Unfortunately, because agitation is one symptom of Alzheimer’s, aggression may also follow as the disease progresses. Those with Alzheimer’s may verbally lash out or even physically strike a loved one or caretaker due to their agitation.
Another concerning symptom of Alzheimer’s is delusions. A delusion is a belief that is made and kept by someone despite there being logical or rational reasons not to believe it. Delusions usually don’t strike Alzheimer’s patients until the middle or later stages of their disease.
According to the Alzheimer’s Association, having delusions may cause Alzheimer’s patients to become suspicious or paranoid that someone is stealing their belongings or that someone is out to get them when there is zero evidence at hand to believe such.

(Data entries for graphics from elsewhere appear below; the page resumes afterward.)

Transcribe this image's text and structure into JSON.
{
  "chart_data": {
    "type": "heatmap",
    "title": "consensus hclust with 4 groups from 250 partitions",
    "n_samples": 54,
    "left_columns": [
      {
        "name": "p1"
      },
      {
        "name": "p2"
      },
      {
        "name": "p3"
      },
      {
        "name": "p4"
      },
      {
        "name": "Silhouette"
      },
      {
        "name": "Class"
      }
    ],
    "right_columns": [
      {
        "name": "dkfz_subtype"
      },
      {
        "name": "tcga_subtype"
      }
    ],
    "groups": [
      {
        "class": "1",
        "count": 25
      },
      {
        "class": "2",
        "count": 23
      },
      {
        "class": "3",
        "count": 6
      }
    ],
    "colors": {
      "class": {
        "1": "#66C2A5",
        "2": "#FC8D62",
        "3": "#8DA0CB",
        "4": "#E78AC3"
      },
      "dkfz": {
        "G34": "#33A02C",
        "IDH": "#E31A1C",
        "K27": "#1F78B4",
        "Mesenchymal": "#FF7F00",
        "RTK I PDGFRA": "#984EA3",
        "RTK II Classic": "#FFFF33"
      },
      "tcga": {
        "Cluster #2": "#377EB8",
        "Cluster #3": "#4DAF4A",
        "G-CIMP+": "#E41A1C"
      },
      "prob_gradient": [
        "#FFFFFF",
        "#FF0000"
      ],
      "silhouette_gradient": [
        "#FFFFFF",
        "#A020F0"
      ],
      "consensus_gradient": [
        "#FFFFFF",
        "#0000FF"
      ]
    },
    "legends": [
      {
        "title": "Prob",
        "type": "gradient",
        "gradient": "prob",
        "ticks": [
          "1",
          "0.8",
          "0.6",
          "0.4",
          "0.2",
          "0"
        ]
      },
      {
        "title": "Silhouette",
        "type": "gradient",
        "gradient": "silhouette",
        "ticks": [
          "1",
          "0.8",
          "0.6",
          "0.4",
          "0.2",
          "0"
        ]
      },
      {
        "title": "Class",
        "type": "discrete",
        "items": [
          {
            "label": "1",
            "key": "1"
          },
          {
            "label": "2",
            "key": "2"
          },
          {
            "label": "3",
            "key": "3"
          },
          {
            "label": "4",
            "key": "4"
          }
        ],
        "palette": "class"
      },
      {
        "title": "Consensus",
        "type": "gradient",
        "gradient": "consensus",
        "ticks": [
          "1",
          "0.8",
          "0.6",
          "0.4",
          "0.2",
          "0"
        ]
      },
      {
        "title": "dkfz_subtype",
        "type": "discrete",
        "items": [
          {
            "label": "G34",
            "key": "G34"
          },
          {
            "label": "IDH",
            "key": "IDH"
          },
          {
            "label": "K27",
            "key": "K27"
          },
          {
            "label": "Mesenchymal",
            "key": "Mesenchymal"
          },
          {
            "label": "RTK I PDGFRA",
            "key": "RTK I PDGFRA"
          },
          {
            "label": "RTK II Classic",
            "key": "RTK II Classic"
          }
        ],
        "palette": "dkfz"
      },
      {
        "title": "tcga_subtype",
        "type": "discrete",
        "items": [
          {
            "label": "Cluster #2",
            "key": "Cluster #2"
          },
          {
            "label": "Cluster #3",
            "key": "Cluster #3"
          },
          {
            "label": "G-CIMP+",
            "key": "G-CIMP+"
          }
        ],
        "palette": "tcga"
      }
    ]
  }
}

The delusions of many Alzheimer’s patients also often sets them up at risk of being taken advantage by others, including family members, friends, and even professional caregivers. For instance, one might be quick to believe that they won a million dollars when they open up a sketchy e-mail. In response, they may give their personal information to this scammer.
5. Personality changes
As Alzheimer’s progresses, the diagnosee may have noticeable personality changes. Their social and behavioral responses may be different from before. They may even have a different attitude, set of beliefs, and interests. Although it is normal to have to change personality overtime, personality changes in Alzheimer’s patients are severe and sometimes sudden.
Unfortunately, the personality changes in an Alzheimer’s patient can be very unsettling for their family and friends. This symptom is one reason why loved ones might pull away and stop visiting; they may feel like the diagnosee is no longer the same person they once were.
However, personality and mood changes usually start appearing in the earlier stages of Alzheimer’s and should be addressed as soon as possible.
Forgetfulness and difficulty remembering both old and current information can also lead to another symptom of Alzheimer’s: disorientation. Disorientation can be described as mental confusion, typically in the form of forgetting where one is, what time it is, or what they are or were about to do.
While temporary disorientation is not completely uncommon, especially in those with anxiety, depression, a sleep disorder, or a high-stress lifestyle, disorientation in Alzheimer’s patients is usually quite frequent, severe, and long-lasting. In severe cases, disorientation may occur several times in one day for someone with Alzheimer’s.
7. Loss of appetite
Memory problems and general forgetfulness already make it difficult for those with Alzheimer’s to remember important self-care regimes like eating. However, another battle to add on top of not remembering if they already ate, Alzheimer’s patients may also suffer from a lack of appetite.
Failing to remember to eat and not having a typical appetite are a bad combination as. Those with Alzheimer’s may eat very little if at all as their condition progresses. They may even forget how to cook, stick to a well-balanced diet, and even how to swallow. For the latter reasons, Alzheimer’s patients usually require a caregiver at some point.
If you know someone with Alzheimer’s, you can learn more about the condition and how sufferers can get the care they need from the Seasons Memory Care website.
While there is no cure for Alzheimer’s, some of the symptoms can be treated if detected early. Regardless, the symptoms of Alzheimer’s should be concerning enough to influence one to get the help their loved one requires. Apart from getting help from a medical professional, receiving support from family members can help make Alzheimer’s potentially easier journey.